OpenAI paths (/v1/chat/completions, /v1/responses, /v1/models) — OpenAI envelope:
{ "error": { "message": "...", "type": "...", "code": "..." } }
Anthropic paths (/v1/messages, /v1/messages/count_tokens) — Anthropic envelope:
{ "type": "error", "error": { "type": "...", "message": "..." } }
The Anthropic envelope uses a different shape — no code field, and the discriminator type: "error" is at the top level (with the inner error.type giving the category, e.g. authentication_error, invalid_request_error, permission_error, api_error). Anthropic SDKs already parse this shape; vanilla OpenAI SDK error handlers won't, so call /v1/messages with an Anthropic SDK (or do raw HTTP).
Status codes are the canonical HTTP ones across both protocols:
| Status | OpenAI code / Anthropic error.type | Meaning |
|---|---|---|
| 401 | invalid_api_key / authentication_error | Missing or unknown sk-cf-... key. |
| 402 | insufficient_balance / permission_error | Account balance is negative. Top up in the console billing tab. |
| 403 | key_revoked / permission_error | The key was revoked. |
| 400 | model_not_available / invalid_request_error | The model you sent isn't in the verified catalogue, or is wrong for the endpoint (e.g. an OpenAI model on /v1/messages) — check Available models. |
| 503 | — | No upstream account currently serves the request — usually a pool-wide rate-limit window, not a config issue. |
| 503 | search_unavailable / api_error | You used :online but web search isn't configured on this relay. See Web search. |
| 502 | upstream_unreachable / api_error | Relay couldn't reach the backend. Retry after a short backoff. |
Pricing & billing
Pay-as-you-go, billed per token in microdollars (1 micro = $0.000001 = 1/10,000 of a cent) so sub-cent requests are tracked accurately. Rates are per 1M tokens, by tier — see the model table for which tier each model maps to.

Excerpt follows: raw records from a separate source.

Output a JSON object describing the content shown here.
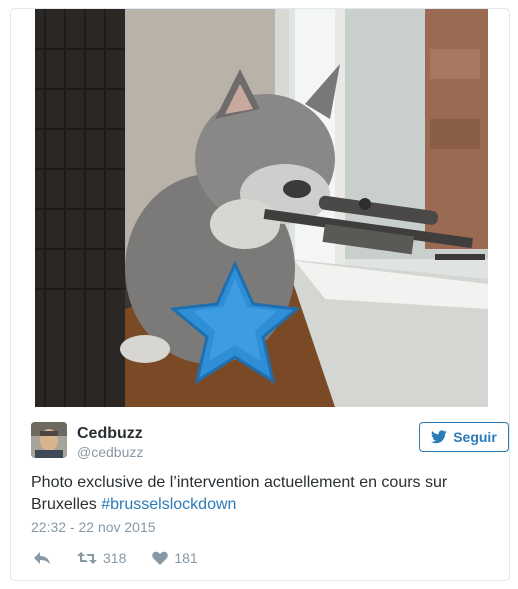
{
  "media": {
    "alt_icon": "kitten-with-rifle-photo"
  },
  "author": {
    "name": "Cedbuzz",
    "handle": "@cedbuzz",
    "avatar_icon": "user-avatar"
  },
  "follow": {
    "label": "Seguir",
    "icon": "twitter-bird-icon"
  },
  "tweet": {
    "text_plain": "Photo exclusive de l’intervention actuellement en cours sur Bruxelles ",
    "hashtag": "#brusselslockdown",
    "timestamp": "22:32 - 22 nov 2015"
  },
  "actions": {
    "reply_icon": "reply-icon",
    "retweet_icon": "retweet-icon",
    "retweet_count": "318",
    "like_icon": "heart-icon",
    "like_count": "181"
  },
  "colors": {
    "accent": "#2b7bb9",
    "text": "#292f33",
    "muted": "#8899a6",
    "border": "#e1e8ed"
  }
}
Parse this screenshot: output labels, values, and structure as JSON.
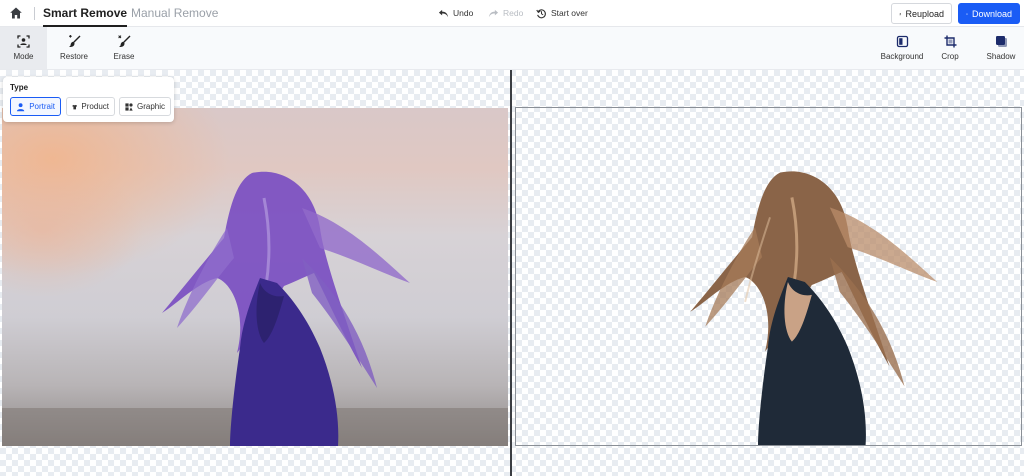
{
  "header": {
    "tabs": [
      {
        "label": "Smart Remove",
        "active": true
      },
      {
        "label": "Manual Remove",
        "active": false
      }
    ],
    "history": {
      "undo": "Undo",
      "redo": "Redo",
      "start_over": "Start over"
    },
    "actions": {
      "reupload": "Reupload",
      "download": "Download"
    }
  },
  "toolbar": {
    "left": [
      {
        "label": "Mode",
        "icon": "mode-icon",
        "active": true
      },
      {
        "label": "Restore",
        "icon": "restore-brush-icon"
      },
      {
        "label": "Erase",
        "icon": "erase-brush-icon"
      }
    ],
    "right": [
      {
        "label": "Background",
        "icon": "background-icon"
      },
      {
        "label": "Crop",
        "icon": "crop-icon"
      },
      {
        "label": "Shadow",
        "icon": "shadow-icon"
      }
    ]
  },
  "type_panel": {
    "title": "Type",
    "options": [
      {
        "label": "Portrait",
        "icon": "person-icon",
        "selected": true
      },
      {
        "label": "Product",
        "icon": "shirt-icon"
      },
      {
        "label": "Graphic",
        "icon": "shapes-icon"
      }
    ]
  },
  "colors": {
    "accent": "#1a5cf5",
    "splitter": "#3a3d42"
  }
}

| Tier | Models | Input / 1M | Output / 1M |
|---|---|---|---|
| Mini | gpt-5.4-mini, gpt-5.3-codex, claude-haiku-4.5, claude-haiku-4.5-thinking | $0.20 | $1.60 |
| Standard | gpt-5.2, gpt-5.2-chat-latest, gpt-5.4, gpt-5.4-2026-03-05, claude-sonnet-4.5, claude-sonnet-4.5-thinking, claude-sonnet-4.6, claude-sonnet-4.6-thinking | $0.75 | $6.00 |
| Premium | gpt-5.5 | $1.10 | $8.80 |
| Ultra | claude-opus-4.5, claude-opus-4.5-thinking, claude-opus-4.6, claude-opus-4.6-thinking, claude-opus-4.7, claude-opus-4.7-thinking, claude-opus-4.8, claude-opus-4.8-thinking | $5.00 | $25.00 |
Ultra-tier rates match Anthropic's published Opus list price — straight pass-through, no margin. The other tiers run below their upstream rates thanks to the pooled subscription backing.
Reasoning tokens (when you set reasoning_effort on OpenAI, or use a Claude -thinking variant) count as output tokens at the model's tier rate — there's no separate surcharge for high effort, but a deep-thinking request can easily emit 10–50× more output tokens than a no-effort one, so the dollar bill scales with it.
Anthropic prompt-caching bills as a separate line item: cache writes at 1.25× and cache reads at 0.10× the tier's input rate. So a haiku-4.5 cache hit costs 0.20 × 0.10 = $0.02 per 1M tokens, and a sonnet-4.5 cache hit costs 0.75 × 0.10 = $0.075 per 1M tokens. Cache columns are recorded on each settle row so the console can show the breakdown.
Balance is deducted in real time as each request returns — for streaming requests, settlement runs after the [DONE] chunk lands. View your live balance and per-request settlements at /console#billing.
Rate limits
No per-key rate limits today. The upstream account pool concurrency & OpenAI server-side throttling apply; if you hit those, the relay returns 429 with a retry-after header. Per-key RPM / TPM limits will land post-MVP.